Non-competitive inhibition produces plots with the same x -intercept as uninhibited enzyme K m is unaffected but different slopes and y -intercepts. Studies on advantgaes amylases.
In this study, we have used the data from the literature as well as unpublished experimental kinetic data related to a unique plant secondary metabolism enzyme from Palmarosa leaves, named acetyl CoA: If an enzyme is to be used to determine the concentration of substrate in a sample advantagess.
The kinetic parameters K m dissadvantages V max should minimize the quadratic error between observed value and the theoretical value.
Similar Articles in this Journal. The main operators of GA are selection, reproduction and mutation. It increases the precision by linearizing the data. The distribution of output data of enzyme III.
The Lineweaver-Burk double reciprocal plot rearranges the Michaelis-Menten equation as: The fitness of each chromosome is determined by evaluating it against an objective function.

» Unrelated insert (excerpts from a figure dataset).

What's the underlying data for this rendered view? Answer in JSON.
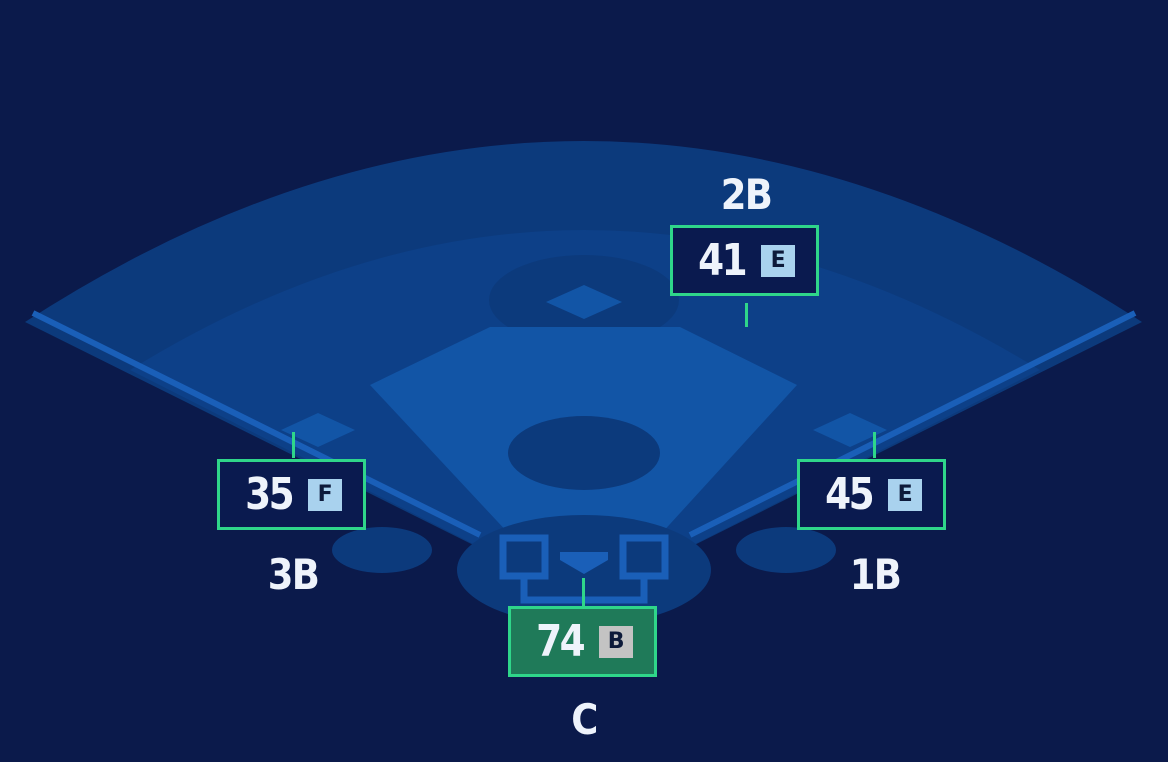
{
  "colors": {
    "background": "#0b1a4b",
    "outfield": "#0c3a7c",
    "infield_grass": "#0d4088",
    "infield_dirt": "#1255a6",
    "highlight_border": "#2fd68a",
    "highlight_fill": "#1f7a59",
    "grade_badge": "#a9d2ee",
    "grade_badge_alt": "#c3c3c3"
  },
  "positions": {
    "second_base": {
      "label": "2B",
      "score": "41",
      "grade": "E"
    },
    "third_base": {
      "label": "3B",
      "score": "35",
      "grade": "F"
    },
    "first_base": {
      "label": "1B",
      "score": "45",
      "grade": "E"
    },
    "catcher": {
      "label": "C",
      "score": "74",
      "grade": "B",
      "highlighted": true
    }
  }
}
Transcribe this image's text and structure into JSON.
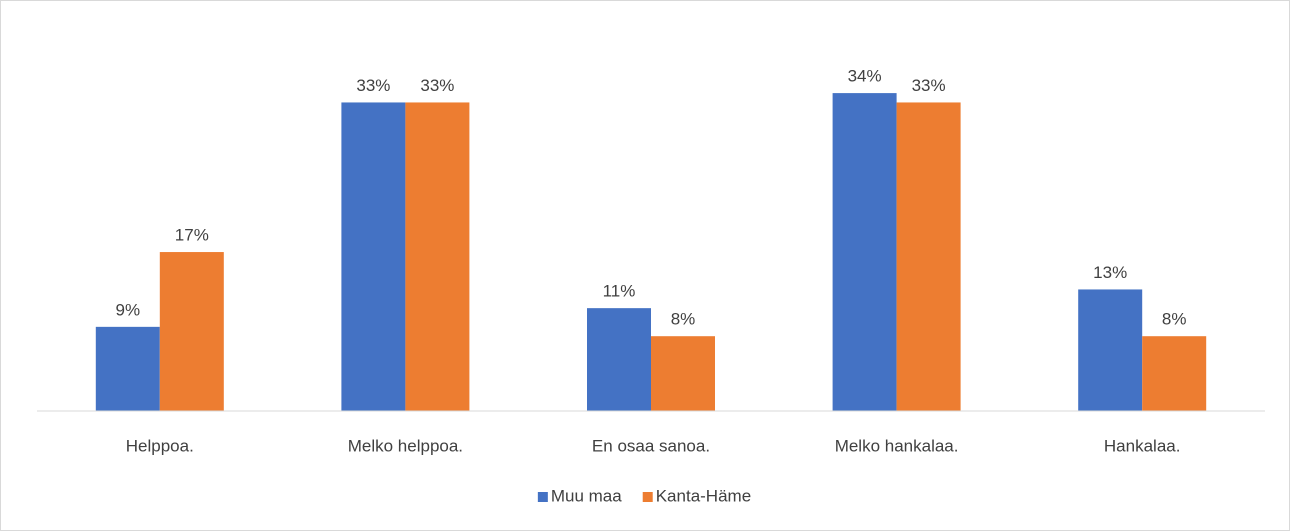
{
  "chart_data": {
    "type": "bar",
    "categories": [
      "Helppoa.",
      "Melko helppoa.",
      "En osaa sanoa.",
      "Melko hankalaa.",
      "Hankalaa."
    ],
    "series": [
      {
        "name": "Muu maa",
        "color": "#4472c4",
        "values": [
          9,
          33,
          11,
          34,
          13
        ],
        "value_labels": [
          "9%",
          "33%",
          "11%",
          "34%",
          "13%"
        ]
      },
      {
        "name": "Kanta-Häme",
        "color": "#ed7d31",
        "values": [
          17,
          33,
          8,
          33,
          8
        ],
        "value_labels": [
          "17%",
          "33%",
          "8%",
          "33%",
          "8%"
        ]
      }
    ],
    "ylim": [
      0,
      40
    ],
    "legend": "bottom"
  }
}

GAs were first suggested by Holland This plot overcomes the problem of uneven spacing of points, and undue weight given to points at low concentrations of substrate.
B As the concentration of substrate lineqeaver, the enzyme becomes saturated with substrate. Competitive inhibitors have the same y -intercept as uninhibited enzyme since V max is unaffected by competitive inhibitors the inverse of V max also doesn’t change but there are different slopes and x -intercepts between the two data sets.
I t is difficult to fit the best hyperbola through the experimental points, and difficult to determine Vmax with any precision by estimating the limit of the hyperbola at infinite substrate concentration. How to determine Km and Vmax.
Academic Press, New York. During each iteration, the P vector of the particle with best fitness in the local neighborhood was designated as g and the P vector of the current particle were combined to adjust the velocity along each dimension and a new position of the particle is determined using that velocity.